Is the instrumentation I'm using unable to read the transient pulse of the current or am I missing something basic here? TIA
 

KL7AJ

Joined Nov 4, 2008
2,229
Here's a very simple one that baffles me (I'm a digital guy).
Situation:
For example, a neodymium cylindrical magnet of , say, 5000 Gauss field, passes through a 500-turn coil of AWG 32 magnet wire at a velocity of 10 m/s. The resistance is approx 10 ohms, additional impedance should be nominal. The oscope trace nicely matches the results expected by the standard equation, EMF = N(delta T)/(delta time). However, current (measured by galvanometer, multimeter, whatever, AC/DC) seems to be in the microamp range, rather than substantially higher as I would expect from i =( N/R)(delta T)/(delta time), which equation is available in standard references and also immediately derivable from the EMF equation.

Is the instrumentation I'm using unable to read the transient pulse of the current or am I missing something basic here? TIA
What are you using for a LOAD on the coil?
 

Thread Starter

positive8

Joined Sep 27, 2016
61
Nothing, really. The coil is simply connected to a ammeter - digital or analog. Very low impedance, so wouldn't I be expecting a large transient current pulse?
 

Thread Starter

positive8

Joined Sep 27, 2016
61
How fast can your ammeter respond?
I have 3 off-the-shelf models, not top-notch, but not minimal-function types either. I wondered if that was the problem, so I used analog ammeters (both DC and AC) and a supposedly very sensitive analog galvanometer - all of them just twitch, never reaching a few milliamps.
Is it possible that a) ammeter response isn't fast enough or b) the amount of current, being highly transient, doesn't provide enough energy (RMS) to do the work required to move the galvanometer coil, even though the peak would be consistent with the equations?

If this is the problem, would I be able to determine total current output by charging a capacitor with this pulse, knowing the voltage as I do, and then measuring capacitance?
 

Kermit2

Joined Feb 5, 2010
4,162
What are the size/length relationship between the coil and the magnet?
Is the coil much shorter than the magnet or the other way around?
 

Thread Starter

positive8

Joined Sep 27, 2016
61
What are the size/length relationship between the coil and the magnet?
Is the coil much shorter than the magnet or the other way around?
In this case, they are the same length , slightly more than 1 cm.
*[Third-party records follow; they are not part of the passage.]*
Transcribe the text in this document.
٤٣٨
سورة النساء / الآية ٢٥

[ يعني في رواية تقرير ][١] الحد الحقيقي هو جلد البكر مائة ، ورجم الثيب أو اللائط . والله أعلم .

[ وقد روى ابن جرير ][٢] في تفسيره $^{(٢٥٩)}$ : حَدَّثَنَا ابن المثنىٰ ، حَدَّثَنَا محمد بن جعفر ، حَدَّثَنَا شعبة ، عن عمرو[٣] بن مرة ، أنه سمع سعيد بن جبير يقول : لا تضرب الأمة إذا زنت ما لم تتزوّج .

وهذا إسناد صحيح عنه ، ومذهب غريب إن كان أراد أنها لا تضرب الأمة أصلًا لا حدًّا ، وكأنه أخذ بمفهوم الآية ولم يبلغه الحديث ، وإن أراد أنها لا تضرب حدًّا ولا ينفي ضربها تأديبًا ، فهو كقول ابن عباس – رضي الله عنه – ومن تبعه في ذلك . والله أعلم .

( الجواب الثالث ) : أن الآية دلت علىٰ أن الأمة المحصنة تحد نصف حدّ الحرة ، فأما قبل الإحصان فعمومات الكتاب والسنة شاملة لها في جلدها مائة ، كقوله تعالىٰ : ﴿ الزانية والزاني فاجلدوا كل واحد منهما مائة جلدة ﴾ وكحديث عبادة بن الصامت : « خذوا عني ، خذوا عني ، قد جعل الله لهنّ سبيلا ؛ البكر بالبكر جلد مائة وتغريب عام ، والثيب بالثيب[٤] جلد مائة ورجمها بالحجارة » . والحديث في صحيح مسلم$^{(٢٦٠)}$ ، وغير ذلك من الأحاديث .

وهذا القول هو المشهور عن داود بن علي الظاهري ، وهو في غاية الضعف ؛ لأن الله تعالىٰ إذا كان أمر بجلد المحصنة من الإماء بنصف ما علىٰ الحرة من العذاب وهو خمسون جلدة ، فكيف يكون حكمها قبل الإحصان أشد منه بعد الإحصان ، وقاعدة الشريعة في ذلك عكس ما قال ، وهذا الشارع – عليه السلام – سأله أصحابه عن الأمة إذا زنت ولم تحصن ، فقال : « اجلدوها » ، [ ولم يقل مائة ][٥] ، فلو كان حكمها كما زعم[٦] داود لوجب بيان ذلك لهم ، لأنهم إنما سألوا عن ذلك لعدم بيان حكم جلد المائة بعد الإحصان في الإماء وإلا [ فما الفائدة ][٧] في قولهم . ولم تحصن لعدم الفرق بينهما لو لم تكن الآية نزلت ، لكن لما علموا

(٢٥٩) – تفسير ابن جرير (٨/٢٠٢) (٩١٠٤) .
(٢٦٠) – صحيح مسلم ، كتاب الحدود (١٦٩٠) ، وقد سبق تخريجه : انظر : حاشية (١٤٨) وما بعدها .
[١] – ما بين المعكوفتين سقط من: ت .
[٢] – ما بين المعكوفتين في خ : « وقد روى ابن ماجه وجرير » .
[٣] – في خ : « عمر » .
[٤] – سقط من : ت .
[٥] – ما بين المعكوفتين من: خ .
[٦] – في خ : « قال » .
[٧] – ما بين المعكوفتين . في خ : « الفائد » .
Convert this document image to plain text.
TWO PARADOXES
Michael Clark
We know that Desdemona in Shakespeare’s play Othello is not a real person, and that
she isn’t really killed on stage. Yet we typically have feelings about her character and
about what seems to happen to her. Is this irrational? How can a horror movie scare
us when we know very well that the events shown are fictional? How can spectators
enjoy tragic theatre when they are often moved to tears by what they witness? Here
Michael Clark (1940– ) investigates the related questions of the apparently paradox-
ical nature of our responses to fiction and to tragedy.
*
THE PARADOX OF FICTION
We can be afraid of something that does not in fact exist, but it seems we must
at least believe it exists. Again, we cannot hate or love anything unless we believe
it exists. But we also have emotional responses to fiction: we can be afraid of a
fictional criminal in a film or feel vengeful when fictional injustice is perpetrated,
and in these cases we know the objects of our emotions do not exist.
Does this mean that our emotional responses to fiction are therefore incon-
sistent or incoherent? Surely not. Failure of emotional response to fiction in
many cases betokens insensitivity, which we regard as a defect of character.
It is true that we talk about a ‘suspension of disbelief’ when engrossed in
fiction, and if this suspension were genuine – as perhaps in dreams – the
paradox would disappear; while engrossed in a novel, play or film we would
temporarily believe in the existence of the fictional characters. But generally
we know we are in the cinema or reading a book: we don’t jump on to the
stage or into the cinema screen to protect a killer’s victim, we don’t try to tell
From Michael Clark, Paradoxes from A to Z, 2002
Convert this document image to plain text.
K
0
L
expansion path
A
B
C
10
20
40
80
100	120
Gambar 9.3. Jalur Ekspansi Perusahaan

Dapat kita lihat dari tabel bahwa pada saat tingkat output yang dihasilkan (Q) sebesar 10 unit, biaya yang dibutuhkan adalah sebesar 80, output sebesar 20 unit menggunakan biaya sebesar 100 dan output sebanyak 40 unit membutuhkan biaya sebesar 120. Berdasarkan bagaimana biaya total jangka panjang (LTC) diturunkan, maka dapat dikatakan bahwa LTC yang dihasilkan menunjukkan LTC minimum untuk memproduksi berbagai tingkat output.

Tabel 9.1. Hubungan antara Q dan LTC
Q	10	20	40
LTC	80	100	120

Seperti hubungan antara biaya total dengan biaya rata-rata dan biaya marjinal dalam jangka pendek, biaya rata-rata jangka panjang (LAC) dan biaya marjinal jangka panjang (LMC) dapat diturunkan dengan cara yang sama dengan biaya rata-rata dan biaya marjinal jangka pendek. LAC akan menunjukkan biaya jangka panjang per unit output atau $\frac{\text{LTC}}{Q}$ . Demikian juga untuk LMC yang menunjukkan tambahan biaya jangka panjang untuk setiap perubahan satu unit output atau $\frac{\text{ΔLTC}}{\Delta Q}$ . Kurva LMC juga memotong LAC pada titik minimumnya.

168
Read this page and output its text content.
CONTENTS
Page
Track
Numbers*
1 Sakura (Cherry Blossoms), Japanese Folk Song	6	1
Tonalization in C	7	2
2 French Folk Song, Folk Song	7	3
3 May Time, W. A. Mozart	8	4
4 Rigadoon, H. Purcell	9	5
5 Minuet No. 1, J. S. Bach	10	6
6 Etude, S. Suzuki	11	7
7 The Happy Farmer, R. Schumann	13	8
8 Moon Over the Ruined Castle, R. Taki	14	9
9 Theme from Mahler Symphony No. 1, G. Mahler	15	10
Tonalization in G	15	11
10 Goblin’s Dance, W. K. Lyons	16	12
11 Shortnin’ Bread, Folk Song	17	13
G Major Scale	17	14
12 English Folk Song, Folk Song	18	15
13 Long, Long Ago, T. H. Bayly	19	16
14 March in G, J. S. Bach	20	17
I get a very clean, single sinusoidal waveform on my oscope that matches the standard equation. I've varied the velocity of the cylindrical magnet from 1 to several m/sec. The air gap between the outer edge of the magnet and the winding is at most 2 mm.
 

Thread Starter

positive8

Joined Sep 27, 2016
61
What is causing the 10 meter/sec velocity?
Gravity (which makes it easy to calculate velocity), or I simply blow into the acrylic tube, propelling the cylindrical magnet through it. (Let me stress this has NOTHING to do w/coil or rail guns, just an attempt to make an energy harvester).
 

Thread Starter

positive8

Joined Sep 27, 2016
61
So, you are letting the magnet free-fall for 1 sec. (30 feet) before it enters coil?
No, for free-fall I've used at most 3 6-foot sections of acrylic tubing in series. Obviously, some friction from occasional contact with inside of tubing and air resistance , but not much. Blowing hard into a 3-foot section of the pipe can propel the magnet at significant speeds.
I can calculate the velocity of the magnet from the stored traced of its passage on the oscope, knowing the length of the coil, and guess-timating the point at which the magnet starts to generate EMF when in proximity to the coil but not actually entering it,and also residual EMF when it's exited it.. I'm very sure I'm getting reasonably accurate velocities.
Regardless, I still can't get the current reading predicted by theory at any speed.
 

Kermit2

Joined Feb 5, 2010
4,162
Guessing
Severe impedance mismatch
Try loading the coil with a resistance equal to that of the coil and put your low resistance current meter in series with it.
 

Thread Starter

positive8

Joined Sep 27, 2016
61
Guessing
Severe impedance mismatch
Try loading the coil with a resistance equal to that of the coil and put your low resistance current meter in series with it.
Holy smokes, I'll bet that could be it. Will try it, for sure. Very appreciative. Will post results.
 

Kermit2

Joined Feb 5, 2010
4,162
With the big air gap and counter EMF produced in the coil, most of your magnetic flux is probably being repelled when using the ammeter alone.
 

BR-549

Joined Sep 22, 2013
4,931
OK. How are you expecting to see the current? From the reading on an analog meter, or a digital readout?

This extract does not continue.